Last week, I did a Web site critique on a new site for a new publishing-related business. Many people wonder why their Web site just sits out there in cyberspace doing little or nothing for their business. I do critiques for people who need an objective opinion on how to fix their sites. Here are 9 simple solutions for Web site problems I often see.
1. Poor use of color. Sadly, many business owners are not designers and I've often wondered if some of them are actually colorblind. Color should enhance the overall site design, not detract from it.
2. Cheesy graphics. Unless you happen to be a cartoonist, don't include any image that even remotely resembles a cartoon on your Web site. If you need to ask whether or not the clip art looks bad, it probably does.
3. Fuzzy photos. Just because your grandson's nephew owns an Instamatic does not mean he is a photographer. Only use sharp, visually interesting images on your site. Get a professional photo taken of yourself. If you're on a budget, consider finding a photographer who is willing to trade photos for your products or services.
4. Useless animation. Unless you happen to be a Flash developer and create animations as a service, ditch Flash or any other form of animation on your site. Most users hate it, and search engines really hate it. Most Flash is pointless, hard to navigate, and dramatically slows down your site. If you can use plain HTML text instead, do it. Don't let a developer who wants to "learn Flash so he can add it to his portfolio" talk you into animation in the first place.

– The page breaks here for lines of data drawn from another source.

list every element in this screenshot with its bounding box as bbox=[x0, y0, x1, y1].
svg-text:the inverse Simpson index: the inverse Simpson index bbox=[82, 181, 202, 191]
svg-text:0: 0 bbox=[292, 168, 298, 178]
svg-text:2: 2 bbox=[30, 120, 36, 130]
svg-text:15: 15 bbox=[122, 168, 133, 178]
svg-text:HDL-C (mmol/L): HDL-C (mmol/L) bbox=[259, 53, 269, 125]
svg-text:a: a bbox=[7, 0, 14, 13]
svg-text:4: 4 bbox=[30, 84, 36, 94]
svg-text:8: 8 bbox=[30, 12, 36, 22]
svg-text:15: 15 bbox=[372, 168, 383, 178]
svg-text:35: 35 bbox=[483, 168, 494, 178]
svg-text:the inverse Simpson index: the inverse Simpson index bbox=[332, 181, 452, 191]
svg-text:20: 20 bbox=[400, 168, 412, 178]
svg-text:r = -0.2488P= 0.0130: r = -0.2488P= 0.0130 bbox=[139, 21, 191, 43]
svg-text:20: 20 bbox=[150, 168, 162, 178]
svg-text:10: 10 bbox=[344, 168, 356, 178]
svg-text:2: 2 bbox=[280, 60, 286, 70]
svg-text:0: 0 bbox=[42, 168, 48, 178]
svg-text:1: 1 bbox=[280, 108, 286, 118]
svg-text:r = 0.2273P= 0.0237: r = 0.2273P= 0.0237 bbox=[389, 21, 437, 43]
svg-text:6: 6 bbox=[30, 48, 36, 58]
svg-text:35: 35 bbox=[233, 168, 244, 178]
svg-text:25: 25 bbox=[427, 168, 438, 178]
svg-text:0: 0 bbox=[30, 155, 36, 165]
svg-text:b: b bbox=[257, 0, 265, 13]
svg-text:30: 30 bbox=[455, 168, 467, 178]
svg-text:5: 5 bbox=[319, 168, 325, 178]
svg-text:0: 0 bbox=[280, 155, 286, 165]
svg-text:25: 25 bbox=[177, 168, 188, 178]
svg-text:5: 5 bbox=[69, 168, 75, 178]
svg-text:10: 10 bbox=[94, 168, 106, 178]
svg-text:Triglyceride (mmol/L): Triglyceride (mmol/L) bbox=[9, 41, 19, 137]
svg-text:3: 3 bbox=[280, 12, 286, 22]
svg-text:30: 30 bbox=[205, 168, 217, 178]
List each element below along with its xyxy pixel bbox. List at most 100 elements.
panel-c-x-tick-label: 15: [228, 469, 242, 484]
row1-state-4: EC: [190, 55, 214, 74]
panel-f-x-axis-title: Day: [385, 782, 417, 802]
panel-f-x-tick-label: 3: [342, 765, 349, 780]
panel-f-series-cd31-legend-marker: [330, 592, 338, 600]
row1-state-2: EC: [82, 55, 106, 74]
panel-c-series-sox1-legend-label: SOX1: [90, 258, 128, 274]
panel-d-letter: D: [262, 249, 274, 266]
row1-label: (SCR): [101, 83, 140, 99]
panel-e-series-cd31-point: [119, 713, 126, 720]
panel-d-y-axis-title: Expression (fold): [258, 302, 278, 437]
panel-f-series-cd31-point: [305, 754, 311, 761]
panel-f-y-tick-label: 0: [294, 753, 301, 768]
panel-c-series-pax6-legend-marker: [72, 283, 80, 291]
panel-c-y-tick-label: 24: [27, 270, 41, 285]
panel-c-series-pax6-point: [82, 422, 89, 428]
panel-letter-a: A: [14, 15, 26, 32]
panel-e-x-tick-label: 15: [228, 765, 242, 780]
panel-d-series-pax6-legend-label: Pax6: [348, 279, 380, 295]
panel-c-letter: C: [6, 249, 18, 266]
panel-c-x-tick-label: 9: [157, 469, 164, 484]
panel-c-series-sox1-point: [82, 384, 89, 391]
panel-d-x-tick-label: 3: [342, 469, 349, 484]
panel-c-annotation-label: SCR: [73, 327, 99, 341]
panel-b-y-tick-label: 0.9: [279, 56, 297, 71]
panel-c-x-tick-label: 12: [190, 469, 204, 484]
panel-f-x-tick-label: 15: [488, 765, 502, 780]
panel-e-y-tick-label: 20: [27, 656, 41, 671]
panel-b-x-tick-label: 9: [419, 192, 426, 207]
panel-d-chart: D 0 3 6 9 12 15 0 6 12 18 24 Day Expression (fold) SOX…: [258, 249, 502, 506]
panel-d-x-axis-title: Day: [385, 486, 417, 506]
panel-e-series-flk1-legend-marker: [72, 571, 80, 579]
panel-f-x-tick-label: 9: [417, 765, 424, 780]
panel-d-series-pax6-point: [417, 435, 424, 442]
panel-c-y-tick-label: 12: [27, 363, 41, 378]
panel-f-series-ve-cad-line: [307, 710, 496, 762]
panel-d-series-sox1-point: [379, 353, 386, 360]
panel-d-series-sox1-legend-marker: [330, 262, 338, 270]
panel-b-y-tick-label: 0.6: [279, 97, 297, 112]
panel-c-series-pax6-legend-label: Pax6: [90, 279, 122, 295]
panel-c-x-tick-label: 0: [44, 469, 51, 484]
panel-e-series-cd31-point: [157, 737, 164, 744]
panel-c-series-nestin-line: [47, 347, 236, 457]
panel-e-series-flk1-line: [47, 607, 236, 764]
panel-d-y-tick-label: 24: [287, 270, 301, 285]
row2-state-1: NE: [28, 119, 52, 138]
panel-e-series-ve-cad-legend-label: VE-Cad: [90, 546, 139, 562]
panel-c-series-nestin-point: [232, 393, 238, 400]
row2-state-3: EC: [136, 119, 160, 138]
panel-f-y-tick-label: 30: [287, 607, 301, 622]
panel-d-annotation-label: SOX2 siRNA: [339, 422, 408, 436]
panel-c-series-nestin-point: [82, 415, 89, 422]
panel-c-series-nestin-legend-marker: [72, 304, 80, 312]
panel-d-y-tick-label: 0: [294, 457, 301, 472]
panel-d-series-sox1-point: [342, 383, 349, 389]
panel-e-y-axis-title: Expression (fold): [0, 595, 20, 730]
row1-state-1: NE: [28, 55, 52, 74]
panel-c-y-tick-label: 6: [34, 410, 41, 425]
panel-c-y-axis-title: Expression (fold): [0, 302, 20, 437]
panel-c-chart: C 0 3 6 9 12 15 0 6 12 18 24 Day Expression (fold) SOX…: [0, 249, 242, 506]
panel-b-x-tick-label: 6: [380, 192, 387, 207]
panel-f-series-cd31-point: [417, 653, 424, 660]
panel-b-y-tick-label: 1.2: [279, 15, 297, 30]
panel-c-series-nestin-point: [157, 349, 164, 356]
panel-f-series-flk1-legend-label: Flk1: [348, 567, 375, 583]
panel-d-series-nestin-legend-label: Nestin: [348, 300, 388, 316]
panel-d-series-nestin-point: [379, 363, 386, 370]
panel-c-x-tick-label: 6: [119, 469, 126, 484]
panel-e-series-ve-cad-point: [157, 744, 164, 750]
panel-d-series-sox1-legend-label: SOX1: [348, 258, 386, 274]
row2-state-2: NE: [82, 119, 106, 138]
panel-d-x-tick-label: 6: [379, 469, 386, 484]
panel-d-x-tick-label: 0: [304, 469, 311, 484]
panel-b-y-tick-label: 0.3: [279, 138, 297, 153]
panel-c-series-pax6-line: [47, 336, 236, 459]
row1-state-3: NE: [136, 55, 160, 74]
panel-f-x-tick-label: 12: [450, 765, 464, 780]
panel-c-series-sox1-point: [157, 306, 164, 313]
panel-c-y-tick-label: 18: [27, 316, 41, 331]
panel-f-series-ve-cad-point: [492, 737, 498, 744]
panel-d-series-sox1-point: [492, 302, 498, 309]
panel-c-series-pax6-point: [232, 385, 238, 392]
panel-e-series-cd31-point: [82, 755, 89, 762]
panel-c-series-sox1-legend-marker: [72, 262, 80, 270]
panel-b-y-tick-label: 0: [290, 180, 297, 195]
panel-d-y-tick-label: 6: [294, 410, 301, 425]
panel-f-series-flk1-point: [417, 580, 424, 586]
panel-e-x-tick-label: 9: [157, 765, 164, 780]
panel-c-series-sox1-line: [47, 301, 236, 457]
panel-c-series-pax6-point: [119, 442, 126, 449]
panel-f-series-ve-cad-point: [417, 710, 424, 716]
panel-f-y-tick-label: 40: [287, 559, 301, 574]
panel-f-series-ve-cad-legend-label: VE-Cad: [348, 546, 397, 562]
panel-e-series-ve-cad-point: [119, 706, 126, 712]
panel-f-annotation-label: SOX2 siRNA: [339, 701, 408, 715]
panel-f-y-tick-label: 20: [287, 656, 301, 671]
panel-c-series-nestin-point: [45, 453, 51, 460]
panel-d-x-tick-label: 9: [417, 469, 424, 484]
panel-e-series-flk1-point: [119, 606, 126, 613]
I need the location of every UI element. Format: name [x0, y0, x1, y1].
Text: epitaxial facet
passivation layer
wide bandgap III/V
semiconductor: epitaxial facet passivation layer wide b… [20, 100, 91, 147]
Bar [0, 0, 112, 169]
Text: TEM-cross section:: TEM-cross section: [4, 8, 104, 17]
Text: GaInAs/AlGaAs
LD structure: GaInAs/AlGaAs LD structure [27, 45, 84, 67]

5. Inconsistent, confusing design. Even if you aren't a designer, you probably can tell the difference between a Web site that's pleasing to use and view versus one that is not. If you aren't a designer, it's worth it to pay someone to at least create a Web template, so all of your pages are consistent.
6. Weak copy. With a Web site, the words are the first thing people see and are arguably the most important element. You need to explain your Web site's reason for existence, so people can tell within the first 3 seconds what it's about. Otherwise they will click away, never to be seen again.
7. Lack of a "banana" or call to action. In his book, The Big Red Fez, Seth Godin suggests that every Web site needs to have a "banana." He equates Web site visitors with monkeys and the banana is the incentive to interact with the Web site in some way, whether it's sign up for a newsletter, perform a search, make a reservation, or buy a product. The banana needs to be extremely obvious and easy to use.
If you are using your Web site to sell anything, you need to tell people to buy. Sure, it sounds obvious, but not having a "call to action" is a common mistake. Give people the reasons to buy, and then ask them to do it.
8. Mystifying descriptions, benefits, and navigation. Visitors to your Web site should never be confused. If your Web site visitor can't figure out what your site is about, or move around easily, she will leave. A confused mind does nothing.
9. Missing credibility boosters. The lack of trust on the Internet is well deserved. Hackers and online vermin are everywhere, so you want to include credibility boosters to help overcome concerns. Include testimonials from happy clients, third party "trust seals" from the BBB and security companies, and of course, your own credentials.
None of these problems need to be difficult or expensive to solve. With a few changes, your Web site can start working for your business instead of against it.